Arts visuels - La minute de gloire de la pochette d'Andy Warhol

Pochette du disque de John Lennon Menlove Ave., 1986
Photo: Pochette du disque de John Lennon Menlove Ave., 1986

S'il ne devait y avoir au pied du sapin qu'un seul bijou, ce devrait être celui-ci. Un objet unique, aussi unique que peuvent l'être les multiples oeuvres signées Warhol. Ce bouquin monstre, porté par la griffe du maître pop, est dédié à une part méconnue, sinon sous-estimée, de son oeuvre. Et en plus, il est fait maison.

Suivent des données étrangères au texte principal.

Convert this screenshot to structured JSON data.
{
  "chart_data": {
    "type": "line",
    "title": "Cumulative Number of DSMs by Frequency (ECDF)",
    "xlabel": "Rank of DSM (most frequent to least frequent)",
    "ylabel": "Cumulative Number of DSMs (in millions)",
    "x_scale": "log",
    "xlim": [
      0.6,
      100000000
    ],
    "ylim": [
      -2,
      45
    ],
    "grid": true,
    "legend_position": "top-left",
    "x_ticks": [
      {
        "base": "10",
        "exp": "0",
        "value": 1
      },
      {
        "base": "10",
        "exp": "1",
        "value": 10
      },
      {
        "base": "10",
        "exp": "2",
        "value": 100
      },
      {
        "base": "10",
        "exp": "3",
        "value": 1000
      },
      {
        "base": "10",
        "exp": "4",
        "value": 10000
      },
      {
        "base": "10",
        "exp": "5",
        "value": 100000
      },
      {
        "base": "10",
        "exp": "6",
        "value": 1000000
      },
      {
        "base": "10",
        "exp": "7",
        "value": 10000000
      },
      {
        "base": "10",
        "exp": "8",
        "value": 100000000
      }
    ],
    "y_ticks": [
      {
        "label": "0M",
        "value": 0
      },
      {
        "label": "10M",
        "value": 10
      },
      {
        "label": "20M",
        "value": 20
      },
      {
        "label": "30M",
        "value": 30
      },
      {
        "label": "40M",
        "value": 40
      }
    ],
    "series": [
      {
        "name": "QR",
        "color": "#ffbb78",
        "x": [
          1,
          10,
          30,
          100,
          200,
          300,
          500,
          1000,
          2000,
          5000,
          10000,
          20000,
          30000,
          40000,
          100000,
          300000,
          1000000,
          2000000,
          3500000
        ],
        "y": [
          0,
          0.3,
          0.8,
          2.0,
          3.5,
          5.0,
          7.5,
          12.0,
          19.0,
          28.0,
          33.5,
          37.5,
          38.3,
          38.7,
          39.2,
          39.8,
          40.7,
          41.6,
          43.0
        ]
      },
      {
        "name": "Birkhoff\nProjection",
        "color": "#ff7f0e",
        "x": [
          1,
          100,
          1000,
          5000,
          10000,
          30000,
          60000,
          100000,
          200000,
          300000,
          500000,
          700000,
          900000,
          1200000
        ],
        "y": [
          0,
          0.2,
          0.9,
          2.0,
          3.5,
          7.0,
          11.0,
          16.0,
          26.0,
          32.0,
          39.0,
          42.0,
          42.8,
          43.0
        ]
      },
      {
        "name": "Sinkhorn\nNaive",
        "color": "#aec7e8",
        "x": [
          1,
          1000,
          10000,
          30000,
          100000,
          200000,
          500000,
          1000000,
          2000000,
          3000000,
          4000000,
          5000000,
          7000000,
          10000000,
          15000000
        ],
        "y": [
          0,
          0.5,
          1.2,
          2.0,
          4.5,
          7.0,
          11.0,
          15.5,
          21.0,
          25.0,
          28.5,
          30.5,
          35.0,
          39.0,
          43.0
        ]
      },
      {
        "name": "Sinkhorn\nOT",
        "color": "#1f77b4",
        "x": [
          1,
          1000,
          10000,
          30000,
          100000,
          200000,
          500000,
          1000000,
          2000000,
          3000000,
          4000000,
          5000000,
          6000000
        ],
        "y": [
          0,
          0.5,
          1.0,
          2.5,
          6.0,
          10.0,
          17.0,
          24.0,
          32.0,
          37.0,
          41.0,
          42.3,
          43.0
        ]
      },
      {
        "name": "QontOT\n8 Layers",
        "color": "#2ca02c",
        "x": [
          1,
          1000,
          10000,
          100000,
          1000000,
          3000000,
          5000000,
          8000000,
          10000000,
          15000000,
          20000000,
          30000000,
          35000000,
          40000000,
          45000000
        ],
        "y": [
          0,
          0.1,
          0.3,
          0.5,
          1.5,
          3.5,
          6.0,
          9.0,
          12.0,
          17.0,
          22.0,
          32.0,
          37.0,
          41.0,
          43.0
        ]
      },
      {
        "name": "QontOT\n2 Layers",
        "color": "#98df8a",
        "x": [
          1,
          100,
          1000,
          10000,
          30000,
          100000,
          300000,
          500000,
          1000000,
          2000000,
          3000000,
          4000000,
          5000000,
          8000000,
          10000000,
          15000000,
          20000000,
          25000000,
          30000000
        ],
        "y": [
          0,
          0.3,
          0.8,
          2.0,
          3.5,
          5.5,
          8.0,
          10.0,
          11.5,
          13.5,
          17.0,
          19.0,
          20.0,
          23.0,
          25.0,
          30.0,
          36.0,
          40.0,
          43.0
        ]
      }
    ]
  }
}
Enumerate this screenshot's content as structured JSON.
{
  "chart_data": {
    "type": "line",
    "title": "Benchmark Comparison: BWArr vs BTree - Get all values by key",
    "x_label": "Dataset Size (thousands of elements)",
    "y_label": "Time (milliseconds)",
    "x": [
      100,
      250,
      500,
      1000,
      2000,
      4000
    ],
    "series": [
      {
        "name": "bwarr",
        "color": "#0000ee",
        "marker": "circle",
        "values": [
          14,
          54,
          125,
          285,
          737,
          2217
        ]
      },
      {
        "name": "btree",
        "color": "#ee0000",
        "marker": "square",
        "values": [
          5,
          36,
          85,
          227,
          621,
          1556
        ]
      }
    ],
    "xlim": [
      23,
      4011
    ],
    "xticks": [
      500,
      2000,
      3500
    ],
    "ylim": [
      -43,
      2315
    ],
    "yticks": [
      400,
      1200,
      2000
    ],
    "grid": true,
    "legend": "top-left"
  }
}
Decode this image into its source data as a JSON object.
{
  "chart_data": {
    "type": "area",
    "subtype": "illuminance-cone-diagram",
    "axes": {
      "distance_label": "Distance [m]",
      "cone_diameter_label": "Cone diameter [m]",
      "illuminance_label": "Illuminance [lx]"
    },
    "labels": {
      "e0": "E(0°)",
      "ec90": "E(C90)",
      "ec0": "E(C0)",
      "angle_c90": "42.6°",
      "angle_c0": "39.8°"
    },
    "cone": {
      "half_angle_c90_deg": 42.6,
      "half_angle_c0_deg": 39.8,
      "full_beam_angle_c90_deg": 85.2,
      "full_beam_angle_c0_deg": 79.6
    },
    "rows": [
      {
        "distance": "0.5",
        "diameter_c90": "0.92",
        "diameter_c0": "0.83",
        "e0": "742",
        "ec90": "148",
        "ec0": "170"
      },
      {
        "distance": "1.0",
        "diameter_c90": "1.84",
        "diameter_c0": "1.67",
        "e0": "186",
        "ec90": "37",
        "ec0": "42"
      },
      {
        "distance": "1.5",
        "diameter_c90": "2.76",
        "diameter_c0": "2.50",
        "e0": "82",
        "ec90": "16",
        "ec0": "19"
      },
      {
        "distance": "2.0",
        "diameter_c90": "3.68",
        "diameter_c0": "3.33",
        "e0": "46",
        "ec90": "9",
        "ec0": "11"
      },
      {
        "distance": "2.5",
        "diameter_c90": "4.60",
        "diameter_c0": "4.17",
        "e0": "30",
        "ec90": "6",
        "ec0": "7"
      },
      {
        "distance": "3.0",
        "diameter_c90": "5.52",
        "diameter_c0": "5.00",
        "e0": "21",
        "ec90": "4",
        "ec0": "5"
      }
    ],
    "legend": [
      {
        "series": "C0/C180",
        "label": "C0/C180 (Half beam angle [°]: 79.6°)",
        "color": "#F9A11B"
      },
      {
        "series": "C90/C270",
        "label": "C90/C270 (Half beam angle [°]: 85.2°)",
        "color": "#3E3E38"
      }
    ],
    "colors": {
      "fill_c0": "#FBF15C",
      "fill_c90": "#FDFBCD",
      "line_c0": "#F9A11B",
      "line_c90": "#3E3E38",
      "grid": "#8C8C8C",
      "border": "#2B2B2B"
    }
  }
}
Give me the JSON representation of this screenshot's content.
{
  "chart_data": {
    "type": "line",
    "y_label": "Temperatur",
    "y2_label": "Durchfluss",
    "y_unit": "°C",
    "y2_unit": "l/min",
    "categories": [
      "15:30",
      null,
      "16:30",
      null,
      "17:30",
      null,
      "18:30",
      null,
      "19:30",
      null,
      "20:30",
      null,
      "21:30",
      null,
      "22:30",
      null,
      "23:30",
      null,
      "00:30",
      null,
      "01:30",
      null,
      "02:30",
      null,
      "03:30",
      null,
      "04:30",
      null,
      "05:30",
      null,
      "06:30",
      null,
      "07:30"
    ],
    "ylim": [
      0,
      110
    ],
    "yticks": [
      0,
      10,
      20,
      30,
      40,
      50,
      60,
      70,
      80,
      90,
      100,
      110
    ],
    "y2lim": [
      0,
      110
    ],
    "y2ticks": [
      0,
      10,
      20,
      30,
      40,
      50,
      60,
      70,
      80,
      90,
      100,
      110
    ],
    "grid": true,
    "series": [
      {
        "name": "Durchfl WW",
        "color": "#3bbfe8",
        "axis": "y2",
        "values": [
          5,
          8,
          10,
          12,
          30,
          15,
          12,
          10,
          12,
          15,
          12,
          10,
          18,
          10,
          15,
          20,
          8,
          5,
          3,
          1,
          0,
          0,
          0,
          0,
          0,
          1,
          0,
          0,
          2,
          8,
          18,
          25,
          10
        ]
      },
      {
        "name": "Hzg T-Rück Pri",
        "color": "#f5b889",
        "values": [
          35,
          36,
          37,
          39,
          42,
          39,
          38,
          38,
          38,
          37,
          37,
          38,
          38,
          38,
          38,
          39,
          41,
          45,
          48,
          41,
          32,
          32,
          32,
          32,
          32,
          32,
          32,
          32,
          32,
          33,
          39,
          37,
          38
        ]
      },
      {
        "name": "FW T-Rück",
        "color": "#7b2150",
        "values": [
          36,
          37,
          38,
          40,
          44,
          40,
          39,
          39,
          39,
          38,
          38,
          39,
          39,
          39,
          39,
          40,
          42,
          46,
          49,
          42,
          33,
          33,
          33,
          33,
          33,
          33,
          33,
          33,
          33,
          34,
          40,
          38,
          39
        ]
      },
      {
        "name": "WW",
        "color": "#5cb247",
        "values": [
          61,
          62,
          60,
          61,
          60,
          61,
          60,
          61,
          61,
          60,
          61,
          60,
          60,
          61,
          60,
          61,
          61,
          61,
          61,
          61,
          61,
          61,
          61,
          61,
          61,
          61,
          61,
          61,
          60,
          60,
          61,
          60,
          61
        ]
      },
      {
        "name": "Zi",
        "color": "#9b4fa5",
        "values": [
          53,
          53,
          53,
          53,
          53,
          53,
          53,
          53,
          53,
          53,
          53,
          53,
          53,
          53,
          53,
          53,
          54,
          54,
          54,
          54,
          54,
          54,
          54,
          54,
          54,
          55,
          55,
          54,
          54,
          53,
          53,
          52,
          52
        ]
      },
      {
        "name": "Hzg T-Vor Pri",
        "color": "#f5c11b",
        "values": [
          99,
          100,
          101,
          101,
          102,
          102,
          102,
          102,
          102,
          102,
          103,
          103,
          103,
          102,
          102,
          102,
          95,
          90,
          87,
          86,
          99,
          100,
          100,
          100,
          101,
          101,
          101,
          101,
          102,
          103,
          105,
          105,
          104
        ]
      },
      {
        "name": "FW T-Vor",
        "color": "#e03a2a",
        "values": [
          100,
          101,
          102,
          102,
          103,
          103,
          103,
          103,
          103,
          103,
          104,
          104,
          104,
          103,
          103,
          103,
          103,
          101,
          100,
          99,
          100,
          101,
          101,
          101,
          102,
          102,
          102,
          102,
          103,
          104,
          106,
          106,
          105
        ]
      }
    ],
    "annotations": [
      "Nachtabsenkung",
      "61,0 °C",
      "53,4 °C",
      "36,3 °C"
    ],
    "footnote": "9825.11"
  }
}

Andy Warhol. Les pochettes de disques 1949-1987 n'est en réalité que le second tome du coffret lancé à l'occasion de l'exposition Warhol Live, dont le Musée des beaux-arts est en grande partie l'instigateur. Comme le premier tome n'est que le catalogue accompagnant l'expo (juste ça, avec ses 290 pages), on ne vantera ici que le volume exclusif aux disques.

Aux disques? Non, aux pochettes. Il ne peut y avoir d'objet aussi peu valorisé que la pochette de disque. Elle est pourtant le premier trait de cette chose musicale, sa principale vitrine, censée la vendre, happer le mélomane. Sa traduction visuelle, matérielle. En d'autres mots, son meilleur résumé.

Chez Warhol, dont la carrière est jalonnée d'expériences les plus diverses, la pochette de disque apparaît comme un liant, un emblème de son intérêt pour tout ce qui est industrie. De son premier contrat en 1949 (un concert de «musique mexicaine») à son dernier en 1987 (un gala pour la lutte contre le cancer), Andy Warhol aura illustré une cinquantaine de disques. Le volumineux document du MBA a ceci de précieux qu'il s'attarde à chacune des 51 pochettes — il porte d'ailleurs l'étiquette dorée de «catalogue raisonné».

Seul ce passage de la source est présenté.